Places of Rest: Modernism and Environmental Recovery


Participants


Andrew Kalaidjian
English
UC Santa Barbara


Places of Rest argues that literary modernism’s presentation of human fragility amidst exhausted environments challenged problematic industrial and imperial narratives of unlimited progress and contributed to the rise of ecological awareness and recovery efforts in the 20th century. The project outlines a modernist aesthetic of slowness, immediacy and introspection alongside a cultural history of nature protection in the United Kingdom, drawing on the archives of the Society for the Promotion of Nature Reserves, founded in 1912, which invoked a threatening rhetoric of Nature’s total exhaustion under the march of modern development.

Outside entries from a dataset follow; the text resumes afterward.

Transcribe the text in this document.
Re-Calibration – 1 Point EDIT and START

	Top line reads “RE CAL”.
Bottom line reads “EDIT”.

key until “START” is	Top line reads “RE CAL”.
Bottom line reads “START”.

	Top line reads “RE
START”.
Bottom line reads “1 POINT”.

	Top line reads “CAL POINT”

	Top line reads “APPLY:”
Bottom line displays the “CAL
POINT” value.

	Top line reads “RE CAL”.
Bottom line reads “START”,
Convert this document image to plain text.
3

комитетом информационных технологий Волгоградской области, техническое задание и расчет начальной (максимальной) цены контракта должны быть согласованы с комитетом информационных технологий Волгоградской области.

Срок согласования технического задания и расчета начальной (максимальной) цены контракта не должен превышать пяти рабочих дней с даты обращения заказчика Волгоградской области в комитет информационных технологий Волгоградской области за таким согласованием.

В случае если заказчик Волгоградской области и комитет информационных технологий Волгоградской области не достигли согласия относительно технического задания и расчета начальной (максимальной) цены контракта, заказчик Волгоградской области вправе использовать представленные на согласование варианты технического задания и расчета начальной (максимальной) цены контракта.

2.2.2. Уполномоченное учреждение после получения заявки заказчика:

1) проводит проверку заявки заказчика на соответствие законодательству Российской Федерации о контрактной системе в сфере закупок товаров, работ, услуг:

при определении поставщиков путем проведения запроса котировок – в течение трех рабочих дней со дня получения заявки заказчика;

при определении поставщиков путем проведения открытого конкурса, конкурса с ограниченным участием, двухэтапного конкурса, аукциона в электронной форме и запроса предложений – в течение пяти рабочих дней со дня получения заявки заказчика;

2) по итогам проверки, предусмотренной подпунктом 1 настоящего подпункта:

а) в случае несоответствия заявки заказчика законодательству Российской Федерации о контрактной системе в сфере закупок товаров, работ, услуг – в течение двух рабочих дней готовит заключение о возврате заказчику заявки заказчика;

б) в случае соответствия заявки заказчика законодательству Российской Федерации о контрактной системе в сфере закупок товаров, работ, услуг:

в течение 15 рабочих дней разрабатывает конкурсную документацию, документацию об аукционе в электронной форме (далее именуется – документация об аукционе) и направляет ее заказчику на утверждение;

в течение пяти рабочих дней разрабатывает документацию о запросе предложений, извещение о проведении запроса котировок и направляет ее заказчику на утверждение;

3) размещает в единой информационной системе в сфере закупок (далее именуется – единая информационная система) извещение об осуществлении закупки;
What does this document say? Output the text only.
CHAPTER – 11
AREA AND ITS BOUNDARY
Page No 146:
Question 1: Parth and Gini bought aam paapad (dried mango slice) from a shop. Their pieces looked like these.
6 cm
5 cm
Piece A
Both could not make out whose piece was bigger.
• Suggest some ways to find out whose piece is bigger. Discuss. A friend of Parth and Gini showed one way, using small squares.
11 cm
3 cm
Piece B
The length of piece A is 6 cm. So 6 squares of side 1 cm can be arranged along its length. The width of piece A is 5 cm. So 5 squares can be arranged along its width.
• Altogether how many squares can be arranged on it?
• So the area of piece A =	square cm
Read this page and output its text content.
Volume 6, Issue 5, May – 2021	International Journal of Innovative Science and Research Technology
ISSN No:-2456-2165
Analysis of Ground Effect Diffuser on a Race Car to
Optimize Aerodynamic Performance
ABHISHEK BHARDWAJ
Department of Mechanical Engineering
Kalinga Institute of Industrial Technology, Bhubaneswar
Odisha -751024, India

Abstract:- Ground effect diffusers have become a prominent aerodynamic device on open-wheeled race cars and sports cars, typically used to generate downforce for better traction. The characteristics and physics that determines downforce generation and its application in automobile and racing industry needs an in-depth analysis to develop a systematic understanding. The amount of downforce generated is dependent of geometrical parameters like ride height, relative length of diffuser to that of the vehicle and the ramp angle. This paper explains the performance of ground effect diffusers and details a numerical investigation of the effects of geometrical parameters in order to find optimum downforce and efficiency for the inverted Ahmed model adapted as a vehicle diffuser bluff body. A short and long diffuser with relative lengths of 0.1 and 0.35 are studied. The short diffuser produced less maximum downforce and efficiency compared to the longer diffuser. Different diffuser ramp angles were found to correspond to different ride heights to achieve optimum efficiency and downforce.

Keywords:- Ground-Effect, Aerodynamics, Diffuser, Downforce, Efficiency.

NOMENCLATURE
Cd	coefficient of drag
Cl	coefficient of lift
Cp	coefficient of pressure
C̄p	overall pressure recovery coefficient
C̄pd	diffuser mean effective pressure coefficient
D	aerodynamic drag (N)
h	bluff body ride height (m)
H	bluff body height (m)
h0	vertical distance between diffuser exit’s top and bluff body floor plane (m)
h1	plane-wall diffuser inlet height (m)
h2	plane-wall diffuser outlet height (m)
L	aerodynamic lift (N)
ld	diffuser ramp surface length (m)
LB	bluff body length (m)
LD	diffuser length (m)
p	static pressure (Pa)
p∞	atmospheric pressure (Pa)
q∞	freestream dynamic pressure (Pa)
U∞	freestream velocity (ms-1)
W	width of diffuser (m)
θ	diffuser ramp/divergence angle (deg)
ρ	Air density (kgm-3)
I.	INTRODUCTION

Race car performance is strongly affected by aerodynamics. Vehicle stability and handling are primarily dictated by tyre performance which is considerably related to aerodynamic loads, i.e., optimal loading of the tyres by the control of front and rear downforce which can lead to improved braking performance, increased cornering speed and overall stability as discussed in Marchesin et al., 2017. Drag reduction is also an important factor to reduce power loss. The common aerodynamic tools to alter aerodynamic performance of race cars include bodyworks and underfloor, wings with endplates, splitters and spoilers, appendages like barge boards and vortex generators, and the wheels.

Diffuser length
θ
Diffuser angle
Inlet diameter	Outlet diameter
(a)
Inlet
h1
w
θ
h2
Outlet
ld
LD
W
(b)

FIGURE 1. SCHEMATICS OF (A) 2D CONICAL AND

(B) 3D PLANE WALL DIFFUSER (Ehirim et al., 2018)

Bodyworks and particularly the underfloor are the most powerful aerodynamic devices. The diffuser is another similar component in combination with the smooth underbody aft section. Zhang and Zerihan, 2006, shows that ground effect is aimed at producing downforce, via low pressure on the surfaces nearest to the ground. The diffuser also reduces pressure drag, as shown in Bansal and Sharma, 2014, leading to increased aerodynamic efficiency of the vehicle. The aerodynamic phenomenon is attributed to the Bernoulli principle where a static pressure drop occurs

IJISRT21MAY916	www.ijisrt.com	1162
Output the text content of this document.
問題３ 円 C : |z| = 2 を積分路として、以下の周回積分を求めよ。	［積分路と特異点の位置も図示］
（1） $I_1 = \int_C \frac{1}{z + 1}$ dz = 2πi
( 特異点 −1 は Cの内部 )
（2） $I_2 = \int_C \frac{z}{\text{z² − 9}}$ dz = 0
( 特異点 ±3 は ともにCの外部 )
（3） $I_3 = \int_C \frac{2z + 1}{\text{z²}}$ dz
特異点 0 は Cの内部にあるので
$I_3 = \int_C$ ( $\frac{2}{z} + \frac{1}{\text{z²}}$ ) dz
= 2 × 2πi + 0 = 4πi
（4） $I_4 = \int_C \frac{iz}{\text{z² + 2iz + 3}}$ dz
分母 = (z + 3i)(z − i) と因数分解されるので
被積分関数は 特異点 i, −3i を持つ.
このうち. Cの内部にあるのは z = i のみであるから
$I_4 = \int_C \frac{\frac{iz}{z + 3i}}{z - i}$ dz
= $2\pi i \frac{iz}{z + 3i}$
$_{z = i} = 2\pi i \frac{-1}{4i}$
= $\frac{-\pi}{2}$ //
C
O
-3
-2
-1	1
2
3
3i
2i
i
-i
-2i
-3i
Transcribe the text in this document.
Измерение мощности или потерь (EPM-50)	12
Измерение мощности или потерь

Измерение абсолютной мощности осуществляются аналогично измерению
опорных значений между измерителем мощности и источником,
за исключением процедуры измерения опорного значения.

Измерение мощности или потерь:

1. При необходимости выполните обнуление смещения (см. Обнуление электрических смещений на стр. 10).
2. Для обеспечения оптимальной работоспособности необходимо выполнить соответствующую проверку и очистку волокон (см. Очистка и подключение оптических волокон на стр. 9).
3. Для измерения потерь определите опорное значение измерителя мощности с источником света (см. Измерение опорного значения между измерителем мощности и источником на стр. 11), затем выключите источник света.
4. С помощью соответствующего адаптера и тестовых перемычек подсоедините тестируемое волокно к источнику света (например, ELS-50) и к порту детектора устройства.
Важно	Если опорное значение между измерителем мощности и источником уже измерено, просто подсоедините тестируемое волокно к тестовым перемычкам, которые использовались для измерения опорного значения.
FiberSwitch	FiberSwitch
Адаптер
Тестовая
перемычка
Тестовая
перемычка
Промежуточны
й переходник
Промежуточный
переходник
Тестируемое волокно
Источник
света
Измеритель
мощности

Faced with the restless and inescapable forces of modernization, writers shifted away from the withdrawn, “restful contemplation” of Immanuel Kant and the Romantics and moved towards an increasingly materialist attention to the world as an immersive stream of human and nonhuman connections that are interdependent and all too often hierarchical in problematic ways. The Anglophone novel, in particular, as it develops through D. H. Lawrence, Virginia Woolf, James Joyce, Jean Rhys and Chinua Achebe, becomes increasingly attuned to constructions of personal, social and planetary identity in relation to environmental control and exploitation. Highlighting the physical limitations that deny autonomy to human life, these writers communicate the unsustainability of relentless modernization and foreground the importance of recovery and regeneration for ecological and communal wellbeing.